„Völlig neue Lage“

Volker Beck, Abgeordneter der Grünen, erwägt, fehlendes Geld durch eine Abgabe bei der Wirtschaft einzutreiben

taz: Nach dem Urteil von Richterin Kram haben Sie die amerikanische Regierung aufgefordert, ihr Wort zu halten. Müsste sich diese Forderung nicht eher an die Wirtschaft richten?

Volker Beck: Beides. Dieses Urteil steht zum einen in Widerspruch zum deutsch-amerikanischen Regierungsabkommen: Die Zusagen der US-Seite für umfassenden Rechtsfrieden sind nicht eingelöst. Zum anderen hat die Richterin ihr Urteil damit begründet, dass die deutsche Wirtschaft ihr Geld noch nicht bereitgestellt hat. Mit ihrer halsstarrigen Haltung trägt die Stiftungsinitiative einen Großteil der Verantwortung für das Urteil. Wir brauchen jetzt eine schnelle Lösung um der Opfer willen.

Der Kanzler will nun mit den Gründerfirmen der Stiftung reden. Bisher haben moralische Appelle wenig gebracht. Wie lässt sich denn der Druck überhaupt noch erhöhen?

Das Urteil schafft eine völlig neue Lage. Das Gericht will sich mit den Klagen nur noch beschäftigen, wenn das Stiftungskapital da ist. Das Geld muss jetzt her, sonst kommen wir nicht weiter.

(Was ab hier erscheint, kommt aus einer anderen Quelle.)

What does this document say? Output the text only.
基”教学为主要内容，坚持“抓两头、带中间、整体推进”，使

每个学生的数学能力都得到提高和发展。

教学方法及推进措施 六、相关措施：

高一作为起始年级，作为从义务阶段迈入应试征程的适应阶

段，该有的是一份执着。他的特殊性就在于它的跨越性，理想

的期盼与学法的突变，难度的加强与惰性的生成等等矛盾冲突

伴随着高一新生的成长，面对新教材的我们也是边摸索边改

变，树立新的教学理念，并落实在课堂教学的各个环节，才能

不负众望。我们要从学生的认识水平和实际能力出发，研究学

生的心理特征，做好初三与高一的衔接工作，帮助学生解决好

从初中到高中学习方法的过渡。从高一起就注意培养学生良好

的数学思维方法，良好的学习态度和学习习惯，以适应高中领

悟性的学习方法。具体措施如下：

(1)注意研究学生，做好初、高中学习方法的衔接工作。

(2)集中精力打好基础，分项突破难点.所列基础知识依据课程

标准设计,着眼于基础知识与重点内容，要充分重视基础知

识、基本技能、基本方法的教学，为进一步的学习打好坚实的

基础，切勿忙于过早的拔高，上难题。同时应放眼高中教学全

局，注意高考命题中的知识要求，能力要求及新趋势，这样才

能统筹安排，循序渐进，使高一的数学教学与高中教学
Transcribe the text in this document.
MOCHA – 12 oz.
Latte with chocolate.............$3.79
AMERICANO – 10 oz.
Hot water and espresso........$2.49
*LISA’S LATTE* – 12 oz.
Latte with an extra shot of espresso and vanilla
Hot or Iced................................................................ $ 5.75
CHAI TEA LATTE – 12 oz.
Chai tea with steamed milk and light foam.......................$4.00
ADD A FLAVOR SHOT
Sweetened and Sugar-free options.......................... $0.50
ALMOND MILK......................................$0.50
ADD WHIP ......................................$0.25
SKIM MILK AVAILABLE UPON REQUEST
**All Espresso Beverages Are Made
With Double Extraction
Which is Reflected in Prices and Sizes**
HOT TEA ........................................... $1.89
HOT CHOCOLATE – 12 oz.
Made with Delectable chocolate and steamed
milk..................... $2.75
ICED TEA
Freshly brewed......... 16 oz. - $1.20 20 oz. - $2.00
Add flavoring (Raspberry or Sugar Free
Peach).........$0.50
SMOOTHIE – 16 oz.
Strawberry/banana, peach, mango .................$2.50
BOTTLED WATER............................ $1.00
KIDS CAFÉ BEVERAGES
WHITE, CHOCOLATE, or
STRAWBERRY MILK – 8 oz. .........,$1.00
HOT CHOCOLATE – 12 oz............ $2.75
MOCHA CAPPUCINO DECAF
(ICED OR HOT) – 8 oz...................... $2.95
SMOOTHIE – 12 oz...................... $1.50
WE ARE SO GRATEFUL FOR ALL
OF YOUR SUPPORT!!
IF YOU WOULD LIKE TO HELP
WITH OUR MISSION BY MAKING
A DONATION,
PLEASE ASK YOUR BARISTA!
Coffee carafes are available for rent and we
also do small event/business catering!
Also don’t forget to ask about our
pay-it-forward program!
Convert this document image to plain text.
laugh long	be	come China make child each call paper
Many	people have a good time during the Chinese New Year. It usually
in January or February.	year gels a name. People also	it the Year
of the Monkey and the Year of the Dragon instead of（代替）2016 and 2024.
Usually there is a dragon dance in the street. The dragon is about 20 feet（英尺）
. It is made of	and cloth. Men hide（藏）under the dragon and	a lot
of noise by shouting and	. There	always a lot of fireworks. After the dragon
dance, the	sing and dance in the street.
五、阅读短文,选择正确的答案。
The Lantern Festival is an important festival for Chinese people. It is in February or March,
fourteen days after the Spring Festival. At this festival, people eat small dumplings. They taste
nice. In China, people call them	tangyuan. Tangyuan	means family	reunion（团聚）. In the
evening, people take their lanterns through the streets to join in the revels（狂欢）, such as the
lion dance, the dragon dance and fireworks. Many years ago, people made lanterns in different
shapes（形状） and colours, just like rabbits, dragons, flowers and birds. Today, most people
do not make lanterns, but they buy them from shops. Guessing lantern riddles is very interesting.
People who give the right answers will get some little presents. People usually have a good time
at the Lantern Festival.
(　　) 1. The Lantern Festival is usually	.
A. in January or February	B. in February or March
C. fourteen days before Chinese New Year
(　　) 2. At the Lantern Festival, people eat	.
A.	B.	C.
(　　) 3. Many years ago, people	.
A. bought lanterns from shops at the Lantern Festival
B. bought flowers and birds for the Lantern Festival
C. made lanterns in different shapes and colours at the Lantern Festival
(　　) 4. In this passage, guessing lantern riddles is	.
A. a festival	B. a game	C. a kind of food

Aber die zugesagten fünf Milliarden Mark sind eben bislang nicht auf dem Konto. Wie wollen Sie die Stiftungsinitiative zur Zahlung bewegen?

Dann müssen eben alle Gründerfirmen noch einmal 100 Millionen Mark aufbringen. Für Unternehmen, die bei Fehlinvestitionen schon einmal Milliardensummen in den Sand setzen, ist das eine verkraftbare Summe.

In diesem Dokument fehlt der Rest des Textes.